Why Decluttering Fails? 5 Challenges

10 Aug 2015

It is probably easier to declutter things rather than relationships, and tasks and responsibilities. Or so I think. A quick Google search reveals tons of resources (e.g., online articles, books) on this topic. No matter how informative and seemingly useful the decluttering tips may be, the real test comes when you try to apply them in your specific contexts.

Personally, I had tried decluttering a few times over the years, only with limited successes. What are 5 key challenges for me?

Challenge 1: “What if, I need this in future.”

Personal Thoughts: What if, I need to refer to the old university textbooks? What if, I decide to design some greeting cards with the colouring materials? What if, I need these plastic containers to keep cookies as gifts for friends?

Personal Solutions: Can the items be obtained conveniently with minimal cost should “What If” become a reality? The answer should be obvious for most common items. E.g., information from old textbooks can probably be found in library books and online resources (not forgetting to highlight that the information from old textbooks will likely become obsolete over time); colouring materials and plastic containers are not costly and can easily be bought if you ever need them.

Challenge 2: “How can I throw away gifts from family and friends?”

Personal Thoughts: I feel guilty throwing away the greeting cards (i.e., well wishes) from others. What if they know that I do not keep their gifts (e.g., photo frames, ornaments)? These gifts are memories of life experiences.

Personal Solutions: Will the gifts be more useful to others? If you have thoughts of decluttering the item, it is probably not of much use to you. Will it therefore be more meaningful to donate the items to others who may want it more? Also, do the gifts really constitute memories of your life experiences? Memorable moments in life probably do not depend on actual physical triggers. Anyway, if you insist, can the physical objects be replaced with images? (Note: I chose to store photo images of tons of cards before I disposed them and kept just a few which are personally more meaningful.)

Challenge 3: “It’s such a waste to give it away.”

Personal Thoughts: I spent $$ on these framed puzzles, how can I give them away? This shirt is still in good condition, how can I throw it away?

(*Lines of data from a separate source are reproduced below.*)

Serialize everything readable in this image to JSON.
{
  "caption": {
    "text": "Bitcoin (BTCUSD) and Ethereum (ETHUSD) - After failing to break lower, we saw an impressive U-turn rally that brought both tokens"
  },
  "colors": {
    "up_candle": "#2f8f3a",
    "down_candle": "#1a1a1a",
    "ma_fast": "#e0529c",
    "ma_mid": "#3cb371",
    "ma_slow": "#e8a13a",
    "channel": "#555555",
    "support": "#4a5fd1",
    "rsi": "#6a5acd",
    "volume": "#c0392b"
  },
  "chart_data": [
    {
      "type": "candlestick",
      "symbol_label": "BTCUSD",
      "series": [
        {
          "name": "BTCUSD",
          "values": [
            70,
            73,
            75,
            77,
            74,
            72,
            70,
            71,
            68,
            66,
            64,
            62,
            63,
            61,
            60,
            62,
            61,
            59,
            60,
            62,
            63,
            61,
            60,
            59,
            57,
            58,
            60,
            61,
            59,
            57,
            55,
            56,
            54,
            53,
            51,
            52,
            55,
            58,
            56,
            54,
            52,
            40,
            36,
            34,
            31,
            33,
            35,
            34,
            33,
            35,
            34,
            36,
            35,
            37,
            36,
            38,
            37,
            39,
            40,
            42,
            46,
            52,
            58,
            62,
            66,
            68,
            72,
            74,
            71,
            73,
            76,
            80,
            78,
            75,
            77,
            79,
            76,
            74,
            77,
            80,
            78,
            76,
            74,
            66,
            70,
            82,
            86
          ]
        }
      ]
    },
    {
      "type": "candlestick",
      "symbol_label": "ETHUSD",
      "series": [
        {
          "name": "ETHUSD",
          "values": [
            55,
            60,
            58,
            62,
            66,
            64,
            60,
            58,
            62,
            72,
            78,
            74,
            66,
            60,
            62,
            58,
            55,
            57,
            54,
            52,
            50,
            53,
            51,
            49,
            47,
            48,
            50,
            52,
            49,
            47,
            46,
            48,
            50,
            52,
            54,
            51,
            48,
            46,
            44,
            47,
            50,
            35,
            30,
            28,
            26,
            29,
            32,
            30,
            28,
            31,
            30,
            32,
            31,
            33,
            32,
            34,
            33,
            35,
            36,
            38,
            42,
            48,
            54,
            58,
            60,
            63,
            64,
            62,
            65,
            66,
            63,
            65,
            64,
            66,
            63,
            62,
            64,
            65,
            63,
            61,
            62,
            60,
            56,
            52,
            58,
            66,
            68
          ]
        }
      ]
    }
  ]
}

Personal Solutions: Despite the amount of $$ spent and the good condition of the items, if you are not going to use them, they are worthless. Agree? Again, it is probably more useful to others. You can either donate them or try to sell them on relevant websites (e.g., eBay, Carousell). For your information, I had not been successful in decluttering through these platforms. Hence, my framed puzzles are still lying around at home.

Challenge 4: “How do I convince <insert name of person> to declutter?”

Personal Thoughts: It’s difficult to get <insert name of person> to give away her/his items.

Personal Solutions: This is probably the most difficult challenge. If it is difficult to declutter your own items, what more getting another person to declutter. You may want to start with neutral items (Important Note: neutral from the perspective of the other person). E.g., I started decluttering of plastic containers, glass jars and tins that my mum kept, “just-in-case” she needs them (see Challenge 1). For personal items, such as clothes, I can only encourage her to consider donating clothes that are still in good condition (see Challenge 3), but she is not going to wear anymore. I do not have an ideal strategy, just a reminder that it is going to take lots of patience, conversations and give-and-take. Ultimately, s/he will have to decide what is meaningful and what can go. NOT You.

Challenge 5: “How come the clutter doesn’t seem to go away even though I have been decluttering?”

Personal Thoughts: I had dropped all the glass jars, old newspapers… into the recycling bins just a few months back, how come there are still so many lying around at home?

Personal Solutions: We sometimes forget that decluttering is NOT a one-off task. It is an ongoing process. Clutter will continue to build up over time, the old newspapers and magazines, the used food containers, etc. will need to be recycled, donated… Hence, to minimize the need to declutter, it is critical that we reduce the build-up of clutter. E.g., minimize unnecessary purchase; get recyclable packs (e.g., shower gel, milk powder) to minimize use of plastic containers and tins; set aside decluttering bins at home…

You may be wondering how I have progressed so far. I had gone a long way indeed in terms of clearing old textbooks, greeting cards, clothes, etc. Nevertheless, I have not made as much progress when it comes to CDs, DVDs and books. I can probably give away some of the CDs and DVDs, perhaps someone can share possible platforms for doing so. As for the books, I am inclined to keep most for now and will donate some after I confirm suitable recipients.

Hope you find some of the sharing relevant and do share with me how you manage your clutter.